Reciprocal interactions between blastocysts and receptive uteri are essential for successful implantation. This process is regulated by the timely interplay of two ovarian hormones, progesterone and estrogen. However, the molecular targets of these hormones are largely unknown. We showed recently that a small bioactive lysophospholipid, lysophosphatidic acid, plays a pivotal role in the establishment of implantation via its cellular receptor, LPA3. Here we demonstrate that LPA3 expression is positively and negatively regulated by steroid hormones in mouse uteri.

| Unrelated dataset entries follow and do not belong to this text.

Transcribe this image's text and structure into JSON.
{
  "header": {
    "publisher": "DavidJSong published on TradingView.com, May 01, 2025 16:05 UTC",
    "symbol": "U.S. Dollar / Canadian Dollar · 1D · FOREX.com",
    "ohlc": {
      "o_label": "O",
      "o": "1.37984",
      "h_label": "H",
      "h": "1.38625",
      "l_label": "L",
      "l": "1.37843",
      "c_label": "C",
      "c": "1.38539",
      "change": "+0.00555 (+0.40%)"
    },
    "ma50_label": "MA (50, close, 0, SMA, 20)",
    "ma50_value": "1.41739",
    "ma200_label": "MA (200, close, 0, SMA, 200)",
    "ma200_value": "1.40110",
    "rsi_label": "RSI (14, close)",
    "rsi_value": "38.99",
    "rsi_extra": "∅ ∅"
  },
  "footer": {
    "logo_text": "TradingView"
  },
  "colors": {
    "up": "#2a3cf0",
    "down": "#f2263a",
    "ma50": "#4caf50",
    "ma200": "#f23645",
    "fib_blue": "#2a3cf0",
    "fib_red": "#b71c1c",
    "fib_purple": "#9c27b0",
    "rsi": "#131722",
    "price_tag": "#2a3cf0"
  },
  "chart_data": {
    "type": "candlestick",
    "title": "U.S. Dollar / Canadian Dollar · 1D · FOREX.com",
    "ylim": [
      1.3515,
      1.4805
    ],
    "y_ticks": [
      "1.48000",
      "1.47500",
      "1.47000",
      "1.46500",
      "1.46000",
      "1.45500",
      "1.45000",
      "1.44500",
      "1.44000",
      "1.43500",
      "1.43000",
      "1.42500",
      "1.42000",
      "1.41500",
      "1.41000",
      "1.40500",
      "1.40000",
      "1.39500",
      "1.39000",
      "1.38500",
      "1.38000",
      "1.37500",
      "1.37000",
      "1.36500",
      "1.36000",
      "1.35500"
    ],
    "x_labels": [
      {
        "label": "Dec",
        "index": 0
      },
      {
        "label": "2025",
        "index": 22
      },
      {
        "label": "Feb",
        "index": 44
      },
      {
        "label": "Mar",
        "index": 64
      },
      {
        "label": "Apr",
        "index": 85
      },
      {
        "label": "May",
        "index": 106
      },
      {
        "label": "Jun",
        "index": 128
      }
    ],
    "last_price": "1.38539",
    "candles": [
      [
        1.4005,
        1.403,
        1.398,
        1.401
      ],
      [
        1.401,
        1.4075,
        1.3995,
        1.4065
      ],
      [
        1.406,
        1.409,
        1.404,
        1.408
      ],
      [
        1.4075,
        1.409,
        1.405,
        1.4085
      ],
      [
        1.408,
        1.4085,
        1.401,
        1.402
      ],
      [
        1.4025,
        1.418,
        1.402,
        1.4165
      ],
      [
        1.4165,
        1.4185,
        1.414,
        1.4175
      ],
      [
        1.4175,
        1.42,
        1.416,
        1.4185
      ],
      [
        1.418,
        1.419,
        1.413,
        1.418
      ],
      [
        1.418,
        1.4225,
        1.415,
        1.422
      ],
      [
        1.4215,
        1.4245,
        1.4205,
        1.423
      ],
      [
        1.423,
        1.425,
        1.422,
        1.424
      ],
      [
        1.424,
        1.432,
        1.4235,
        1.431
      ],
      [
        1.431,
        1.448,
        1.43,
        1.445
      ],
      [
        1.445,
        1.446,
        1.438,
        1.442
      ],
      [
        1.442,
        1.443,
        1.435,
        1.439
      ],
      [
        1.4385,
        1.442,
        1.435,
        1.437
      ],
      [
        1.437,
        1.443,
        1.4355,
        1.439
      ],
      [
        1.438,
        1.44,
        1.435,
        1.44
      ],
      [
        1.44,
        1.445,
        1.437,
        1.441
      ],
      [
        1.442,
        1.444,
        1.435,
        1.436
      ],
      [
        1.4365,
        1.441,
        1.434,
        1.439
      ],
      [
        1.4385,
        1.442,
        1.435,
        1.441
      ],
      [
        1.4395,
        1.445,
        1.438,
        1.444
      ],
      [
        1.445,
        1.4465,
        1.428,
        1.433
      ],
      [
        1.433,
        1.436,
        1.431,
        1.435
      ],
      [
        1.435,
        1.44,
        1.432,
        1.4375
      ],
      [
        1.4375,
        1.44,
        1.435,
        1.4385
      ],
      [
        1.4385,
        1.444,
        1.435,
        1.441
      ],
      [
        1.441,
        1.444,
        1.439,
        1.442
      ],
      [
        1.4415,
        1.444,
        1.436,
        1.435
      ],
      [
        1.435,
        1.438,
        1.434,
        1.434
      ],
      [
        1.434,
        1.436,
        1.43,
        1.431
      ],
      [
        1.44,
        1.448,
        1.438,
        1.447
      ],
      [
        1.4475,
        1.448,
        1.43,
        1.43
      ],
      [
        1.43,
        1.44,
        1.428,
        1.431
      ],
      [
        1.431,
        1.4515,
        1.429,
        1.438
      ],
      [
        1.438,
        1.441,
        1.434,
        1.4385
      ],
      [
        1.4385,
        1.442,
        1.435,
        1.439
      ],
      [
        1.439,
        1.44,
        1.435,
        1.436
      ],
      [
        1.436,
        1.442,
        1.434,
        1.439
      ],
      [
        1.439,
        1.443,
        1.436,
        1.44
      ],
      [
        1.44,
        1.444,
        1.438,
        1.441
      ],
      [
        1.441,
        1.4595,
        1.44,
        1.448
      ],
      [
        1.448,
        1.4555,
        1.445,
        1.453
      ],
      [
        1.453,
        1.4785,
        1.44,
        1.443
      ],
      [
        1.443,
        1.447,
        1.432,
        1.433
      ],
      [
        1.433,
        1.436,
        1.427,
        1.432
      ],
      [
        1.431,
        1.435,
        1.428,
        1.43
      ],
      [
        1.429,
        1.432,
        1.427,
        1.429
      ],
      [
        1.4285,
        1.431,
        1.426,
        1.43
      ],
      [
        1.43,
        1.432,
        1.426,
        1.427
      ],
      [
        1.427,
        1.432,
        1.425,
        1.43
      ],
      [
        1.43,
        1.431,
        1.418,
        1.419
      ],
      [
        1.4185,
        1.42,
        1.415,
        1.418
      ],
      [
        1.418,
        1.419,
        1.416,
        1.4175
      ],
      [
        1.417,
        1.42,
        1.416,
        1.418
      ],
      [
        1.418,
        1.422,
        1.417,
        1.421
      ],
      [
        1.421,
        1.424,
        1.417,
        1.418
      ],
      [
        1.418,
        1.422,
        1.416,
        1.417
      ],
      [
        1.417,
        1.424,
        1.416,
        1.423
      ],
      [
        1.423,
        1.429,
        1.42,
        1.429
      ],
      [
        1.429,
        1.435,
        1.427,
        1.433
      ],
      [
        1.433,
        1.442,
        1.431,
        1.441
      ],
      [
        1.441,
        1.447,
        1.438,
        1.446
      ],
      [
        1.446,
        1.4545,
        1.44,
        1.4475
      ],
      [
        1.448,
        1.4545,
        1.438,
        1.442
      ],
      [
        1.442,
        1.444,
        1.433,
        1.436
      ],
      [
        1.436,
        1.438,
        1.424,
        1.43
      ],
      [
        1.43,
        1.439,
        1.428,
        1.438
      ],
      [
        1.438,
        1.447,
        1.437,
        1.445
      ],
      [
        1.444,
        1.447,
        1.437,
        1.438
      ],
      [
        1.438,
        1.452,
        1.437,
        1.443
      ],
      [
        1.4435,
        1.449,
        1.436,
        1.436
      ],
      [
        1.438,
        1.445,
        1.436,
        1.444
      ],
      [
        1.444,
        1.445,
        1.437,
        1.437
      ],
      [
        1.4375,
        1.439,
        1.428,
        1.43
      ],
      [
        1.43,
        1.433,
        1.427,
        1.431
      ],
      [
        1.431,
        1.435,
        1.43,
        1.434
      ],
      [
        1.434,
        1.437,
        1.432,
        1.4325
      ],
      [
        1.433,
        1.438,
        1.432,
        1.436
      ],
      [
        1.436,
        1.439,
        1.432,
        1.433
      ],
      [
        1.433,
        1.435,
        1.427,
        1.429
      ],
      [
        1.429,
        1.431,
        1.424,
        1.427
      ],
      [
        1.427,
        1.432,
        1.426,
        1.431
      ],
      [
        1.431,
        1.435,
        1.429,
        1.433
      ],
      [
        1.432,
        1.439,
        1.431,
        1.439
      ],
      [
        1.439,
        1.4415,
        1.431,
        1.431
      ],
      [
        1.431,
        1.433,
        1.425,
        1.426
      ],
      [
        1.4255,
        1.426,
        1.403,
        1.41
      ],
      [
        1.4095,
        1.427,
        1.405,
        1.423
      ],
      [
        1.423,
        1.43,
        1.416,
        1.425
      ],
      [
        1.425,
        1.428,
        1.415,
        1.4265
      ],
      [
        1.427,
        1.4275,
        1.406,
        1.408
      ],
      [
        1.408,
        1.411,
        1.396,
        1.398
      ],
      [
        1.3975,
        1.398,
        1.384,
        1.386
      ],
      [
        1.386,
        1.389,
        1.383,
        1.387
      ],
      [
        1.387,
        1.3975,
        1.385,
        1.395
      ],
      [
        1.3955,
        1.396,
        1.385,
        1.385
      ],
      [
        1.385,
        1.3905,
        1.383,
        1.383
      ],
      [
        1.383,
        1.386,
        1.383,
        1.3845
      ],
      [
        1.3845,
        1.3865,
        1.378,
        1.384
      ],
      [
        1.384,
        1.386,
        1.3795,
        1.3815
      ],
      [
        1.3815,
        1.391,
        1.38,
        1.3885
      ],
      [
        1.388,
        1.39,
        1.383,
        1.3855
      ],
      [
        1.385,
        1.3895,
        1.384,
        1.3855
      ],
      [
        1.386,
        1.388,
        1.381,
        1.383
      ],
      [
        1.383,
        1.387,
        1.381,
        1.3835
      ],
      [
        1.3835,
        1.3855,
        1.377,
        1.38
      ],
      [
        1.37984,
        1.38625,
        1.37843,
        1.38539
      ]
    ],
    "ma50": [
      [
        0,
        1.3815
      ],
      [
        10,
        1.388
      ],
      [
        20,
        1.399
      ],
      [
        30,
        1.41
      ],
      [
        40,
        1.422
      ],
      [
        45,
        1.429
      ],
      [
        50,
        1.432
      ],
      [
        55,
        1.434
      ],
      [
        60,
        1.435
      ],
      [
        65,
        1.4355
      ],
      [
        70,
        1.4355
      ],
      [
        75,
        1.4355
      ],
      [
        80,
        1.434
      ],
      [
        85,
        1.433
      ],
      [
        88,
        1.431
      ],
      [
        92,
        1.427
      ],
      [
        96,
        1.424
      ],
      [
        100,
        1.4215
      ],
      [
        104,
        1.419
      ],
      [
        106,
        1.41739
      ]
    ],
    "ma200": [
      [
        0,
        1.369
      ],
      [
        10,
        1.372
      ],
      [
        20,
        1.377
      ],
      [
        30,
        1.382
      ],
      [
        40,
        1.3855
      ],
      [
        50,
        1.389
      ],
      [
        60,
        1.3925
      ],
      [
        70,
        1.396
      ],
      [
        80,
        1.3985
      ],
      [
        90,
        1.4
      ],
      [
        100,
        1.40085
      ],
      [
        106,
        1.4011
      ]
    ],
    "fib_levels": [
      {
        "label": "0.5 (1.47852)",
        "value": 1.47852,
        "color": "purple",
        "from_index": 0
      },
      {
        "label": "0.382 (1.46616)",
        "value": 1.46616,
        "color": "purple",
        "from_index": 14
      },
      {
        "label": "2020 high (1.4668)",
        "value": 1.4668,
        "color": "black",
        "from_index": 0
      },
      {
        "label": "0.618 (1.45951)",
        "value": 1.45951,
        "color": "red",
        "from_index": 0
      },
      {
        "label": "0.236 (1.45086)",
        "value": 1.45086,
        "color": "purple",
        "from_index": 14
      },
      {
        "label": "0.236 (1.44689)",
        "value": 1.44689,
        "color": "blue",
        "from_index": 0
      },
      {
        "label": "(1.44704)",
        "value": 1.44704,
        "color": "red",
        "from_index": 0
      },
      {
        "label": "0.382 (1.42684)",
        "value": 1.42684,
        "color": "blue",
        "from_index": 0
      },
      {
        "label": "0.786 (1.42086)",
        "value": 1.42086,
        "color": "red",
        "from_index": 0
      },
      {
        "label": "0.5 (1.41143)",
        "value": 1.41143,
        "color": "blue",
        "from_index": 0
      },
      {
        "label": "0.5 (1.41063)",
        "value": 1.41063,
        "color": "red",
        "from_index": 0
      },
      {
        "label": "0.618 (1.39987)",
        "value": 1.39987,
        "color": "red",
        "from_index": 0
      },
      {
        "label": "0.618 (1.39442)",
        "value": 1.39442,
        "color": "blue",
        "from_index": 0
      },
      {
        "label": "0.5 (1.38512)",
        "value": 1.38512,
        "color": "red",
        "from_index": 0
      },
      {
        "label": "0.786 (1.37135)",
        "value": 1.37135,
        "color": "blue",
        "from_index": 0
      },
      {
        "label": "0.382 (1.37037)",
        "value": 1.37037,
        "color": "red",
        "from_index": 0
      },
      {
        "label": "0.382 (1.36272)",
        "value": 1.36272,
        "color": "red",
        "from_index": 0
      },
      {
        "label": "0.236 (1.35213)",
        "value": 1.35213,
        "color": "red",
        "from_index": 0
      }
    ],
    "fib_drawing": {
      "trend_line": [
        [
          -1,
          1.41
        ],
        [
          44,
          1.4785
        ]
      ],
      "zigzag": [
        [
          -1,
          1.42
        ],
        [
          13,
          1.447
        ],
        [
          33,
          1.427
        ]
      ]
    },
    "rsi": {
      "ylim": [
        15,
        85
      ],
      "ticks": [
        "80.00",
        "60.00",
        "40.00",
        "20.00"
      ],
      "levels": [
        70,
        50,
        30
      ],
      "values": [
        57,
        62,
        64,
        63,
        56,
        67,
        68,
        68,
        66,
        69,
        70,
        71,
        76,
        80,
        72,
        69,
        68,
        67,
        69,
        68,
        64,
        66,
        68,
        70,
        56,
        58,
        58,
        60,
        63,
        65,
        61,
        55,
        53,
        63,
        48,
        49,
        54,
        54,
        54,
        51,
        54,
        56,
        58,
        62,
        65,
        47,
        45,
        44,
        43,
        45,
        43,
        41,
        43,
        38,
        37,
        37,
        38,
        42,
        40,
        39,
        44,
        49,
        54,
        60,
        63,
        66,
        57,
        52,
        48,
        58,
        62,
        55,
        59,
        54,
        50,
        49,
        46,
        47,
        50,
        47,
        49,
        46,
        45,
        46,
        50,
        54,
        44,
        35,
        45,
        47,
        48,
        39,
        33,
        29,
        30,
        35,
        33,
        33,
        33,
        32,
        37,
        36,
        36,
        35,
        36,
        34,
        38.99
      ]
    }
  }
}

The LPA3 mRNA level in the uteri increased during early pseudopregnancy, peaking around 3.5 days post coitus (3.5 d.p.c.), then, decreased to the basal level on 4.5 d.p.c. LPA3 expression remained at a low level in ovariectomized mice, and administration of progesterone to ovariectomized mice up-regulated LPA3 mRNA expression. In addition, simultaneous administration of estrogen counteracted the effect of progesterone. These results show that progesterone and estrogen cooperatively regulate LPA3 expression, thereby contributing to the receptivity of uteri during early pregnancy.